Study to Improve Detection of Bloodstream Infections in Hemodialysis Patients
NASHVILLE, TN (April 9, 2012) Dialysis Clinic, Inc., (DCI) is partnering with local Nephrology practice groups, the Tennessee Department of Health (TDOH) and the Centers for Disease Control and Prevention (CDC) to improve detection of bloodstream infections in hemodialysis patients.
The study, which started in March, aims to compare data in the local Nephrology practice office and DCI medical information system to infections identified through intensive public health surveillance of hemodialysis patients conducted by the Tennessee Department of Health. This study will help determine how well dialysis facilities are identifying bloodstream infections in their patients, including infections that are diagnosed outside of the dialysis facility, in places like hospitals and urgent care centers.

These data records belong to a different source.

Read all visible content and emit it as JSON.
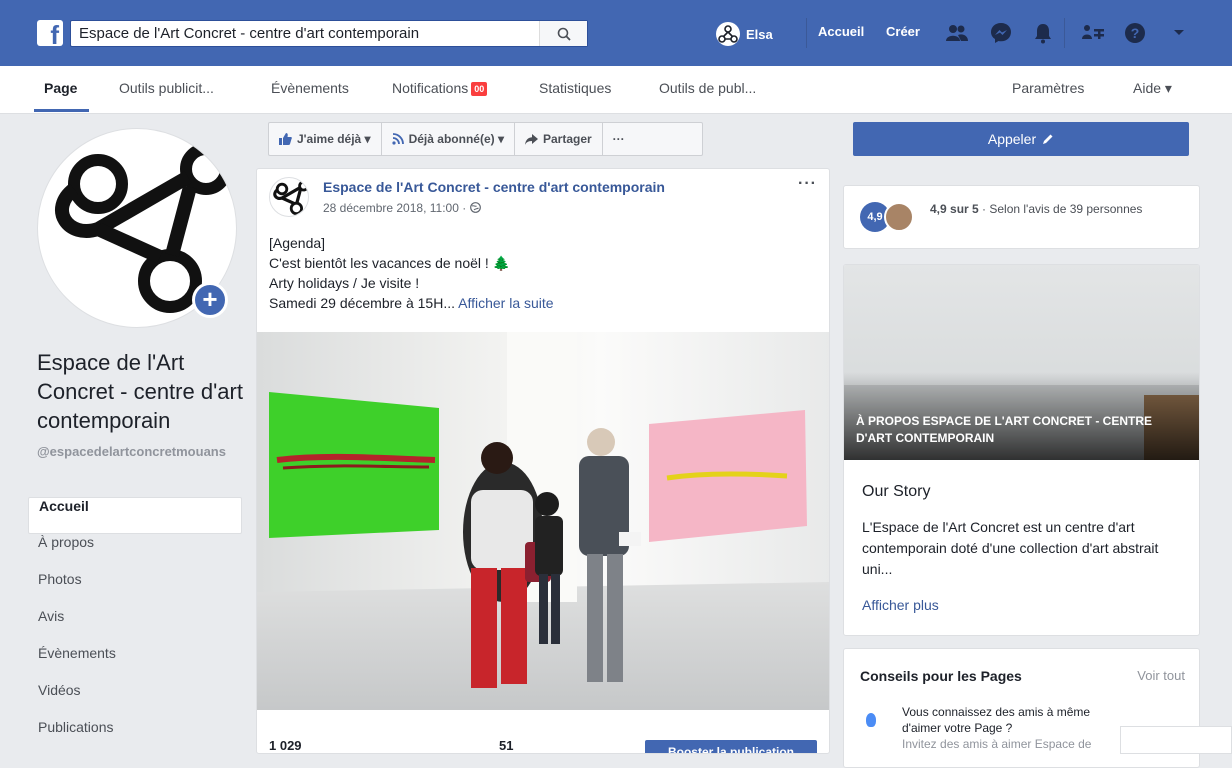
{
  "topbar": {
    "search_value": "Espace de l'Art Concret - centre d'art contemporain",
    "user_name": "Elsa",
    "home_label": "Accueil",
    "create_label": "Créer"
  },
  "subnav": {
    "tabs": [
      {
        "label": "Page"
      },
      {
        "label": "Outils publicit..."
      },
      {
        "label": "Évènements"
      },
      {
        "label": "Notifications"
      },
      {
        "label": "Statistiques"
      },
      {
        "label": "Outils de publ..."
      },
      {
        "label": "Paramètres"
      },
      {
        "label": "Aide ▾"
      }
    ],
    "notifications_badge": "00"
  },
  "page": {
    "name": "Espace de l'Art Concret - centre d'art contemporain",
    "handle": "@espacedelartconcretmouans"
  },
  "sidebar": {
    "items": [
      {
        "label": "Accueil"
      },
      {
        "label": "À propos"
      },
      {
        "label": "Photos"
      },
      {
        "label": "Avis"
      },
      {
        "label": "Évènements"
      },
      {
        "label": "Vidéos"
      },
      {
        "label": "Publications"
      }
    ]
  },
  "actions": {
    "like": "J'aime déjà ▾",
    "follow": "Déjà abonné(e) ▾",
    "share": "Partager",
    "more": "···"
  },
  "post": {
    "author": "Espace de l'Art Concret - centre d'art contemporain",
    "date": "28 décembre 2018, 11:00 ·",
    "more": "···",
    "line1": "[Agenda]",
    "line2": "C'est bientôt les vacances de noël ! 🌲",
    "line3": "Arty holidays / Je visite !",
    "line4": "Samedi 29 décembre à 15H...",
    "see_more": "Afficher la suite",
    "reach": "1 029",
    "engagement": "51",
    "boost": "Booster la publication"
  },
  "right": {
    "call_label": "Appeler",
    "rating_value": "4,9",
    "rating_strong": "4,9 sur 5",
    "rating_rest": " · Selon l'avis de 39 personnes",
    "about_caption": "À PROPOS ESPACE DE L'ART CONCRET - CENTRE D'ART CONTEMPORAIN",
    "story_title": "Our Story",
    "story_text": "L'Espace de l'Art Concret est un centre d'art contemporain doté d'une collection d'art abstrait uni...",
    "story_more": "Afficher plus",
    "tips_title": "Conseils pour les Pages",
    "tips_all": "Voir tout",
    "tip_text": "Vous connaissez des amis à même d'aimer votre Page ?",
    "tip_sub": "Invitez des amis à aimer Espace de"
  },
  "colors": {
    "brand": "#4267b2",
    "link": "#385898",
    "badge": "#fa3e3e"
  }
}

Infection is a leading cause of sickness and is second only to cardiovascular disease as the leading cause of death for hemodialysis patients. “The ability to accurately identify and track these infections across settings is an essential first step to preventing them,” states Dr. Priti Patel, Medical Officer at CDC.
According to Dr. Marion Kainer, TDOH, “Right now we are working from our best hypothesis that a vast majority of bloodstream infections are associated with vascular access. With this study, we can better understand the epidemiology of blood stream infections, allowing us to target our interventions more effectively and feel confident that our interventions are appropriate.”
The study will also evaluate the usefulness and accuracy of using existing electronic data to measure bloodstream infections. Using electronic data may help to reduce the burden of reporting.
Chris Lovell, DCI, says, “We believe the patient’s Nephrologist needs the most complete record of a patient’s infection history. The study will seek to help Nephrologists capture the most complete record of a patient’s infection history and true rates of infection by identifying barriers and addressing ways to remove them. This rate could serve as a benchmark to measure improvements in lowering infection rates.”